Owens Corning seeks approval of $18 million asphalt facility sale, $9 million vinyl siding plant sale

By Caroline Salls

Pittsburgh, Aug. 17 - Owens Corning requested court approval of the proposed $18 million sale of its Fort Lauderdale, Fla., asphalt facility and the proposed $9 million sale of its property in Olive Branch, Miss., according to Wednesday filings with the U.S. Bankruptcy Court for the District of Delaware.

High Sierra Terminaling, LLC, a subsidiary of High Sierra Energy, LP, is the buyer for the asphalt facility.

According to the asphalt facility motion, as part of the company's ongoing review of its business operations, Owens Corning has determined that the Fort Lauderdale facility is non-strategic and non-core.

The facility produces commercial roofing asphalt products for the South Florida region and, as a result, fails to support the company's overall shingle and asphalt business line, which is geared primarily toward residential markets.

Although the Fort Lauderdale facility has performed well financially in 2005 and 2006 as a result of rebuilding necessitated by recent hurricane destruction in the South Florida region, Owens Corning said it does not believe the current financial performance is sustainable.

In addition to the $18 million purchase price, High Sierra will pay the cost of some inventory at the facility.

High Sierra will pay a $500,000 deposit.

Under the purchase agreement, Owens Corning must have the option to request port access and unloading services for bulk asphalt flux materials at the Port Everglades port facility, located adjacent to the Fort Lauderdale Facility, and bulk storage of materials at the Fort Lauderdale facility, both for a period of 10 years.

Olive Branch details

An affiliate of Jancor Cos., Inc. will buy the Olive Branch, Miss., property.

In addition to the purchase price, the Jancor affiliate will also pay the cost of some inventory at the Olive Branch vinyl siding manufacturing facility.
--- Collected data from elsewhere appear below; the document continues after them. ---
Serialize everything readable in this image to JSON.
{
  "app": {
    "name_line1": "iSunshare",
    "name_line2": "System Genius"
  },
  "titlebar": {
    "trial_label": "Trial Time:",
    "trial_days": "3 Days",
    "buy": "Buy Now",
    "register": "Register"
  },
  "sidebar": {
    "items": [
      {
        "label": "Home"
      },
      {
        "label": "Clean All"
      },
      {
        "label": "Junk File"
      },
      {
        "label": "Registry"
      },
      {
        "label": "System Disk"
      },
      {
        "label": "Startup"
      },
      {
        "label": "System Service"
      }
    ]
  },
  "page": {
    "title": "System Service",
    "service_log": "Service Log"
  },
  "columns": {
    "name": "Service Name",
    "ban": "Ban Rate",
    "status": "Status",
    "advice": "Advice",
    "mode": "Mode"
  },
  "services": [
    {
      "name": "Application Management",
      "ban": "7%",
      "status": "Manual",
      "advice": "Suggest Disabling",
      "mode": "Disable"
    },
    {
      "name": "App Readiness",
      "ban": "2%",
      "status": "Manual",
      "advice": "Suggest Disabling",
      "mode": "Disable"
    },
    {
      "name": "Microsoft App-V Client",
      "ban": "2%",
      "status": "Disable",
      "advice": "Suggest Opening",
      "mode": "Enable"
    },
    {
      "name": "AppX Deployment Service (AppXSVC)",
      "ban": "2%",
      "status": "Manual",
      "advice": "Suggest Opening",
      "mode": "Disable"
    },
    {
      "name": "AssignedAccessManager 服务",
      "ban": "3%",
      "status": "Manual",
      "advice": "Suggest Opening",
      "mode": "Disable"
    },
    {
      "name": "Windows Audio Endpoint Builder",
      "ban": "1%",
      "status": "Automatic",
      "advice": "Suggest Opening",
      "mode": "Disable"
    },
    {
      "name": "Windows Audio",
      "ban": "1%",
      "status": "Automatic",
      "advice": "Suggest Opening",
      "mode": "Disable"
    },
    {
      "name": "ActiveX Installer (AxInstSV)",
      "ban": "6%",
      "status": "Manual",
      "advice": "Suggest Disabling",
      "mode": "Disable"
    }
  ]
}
According to the Olive Branch motion, in February, Jancor approached Owens Corning about its possible interest in plant.

Taking into account the company's ongoing need for the plant, excess capacity within Owens Corning's vinyl siding division and the appraised value of the facility, the company determined that Jancor's interest presented an attractive alternative.

A hearing on both sale motions is scheduled for Sept. 25.

Owens Corning, a Toledo, Ohio, building materials company, filed for bankruptcy on Oct. 5, 2000. Its Chapter 11 case number is 00-3837.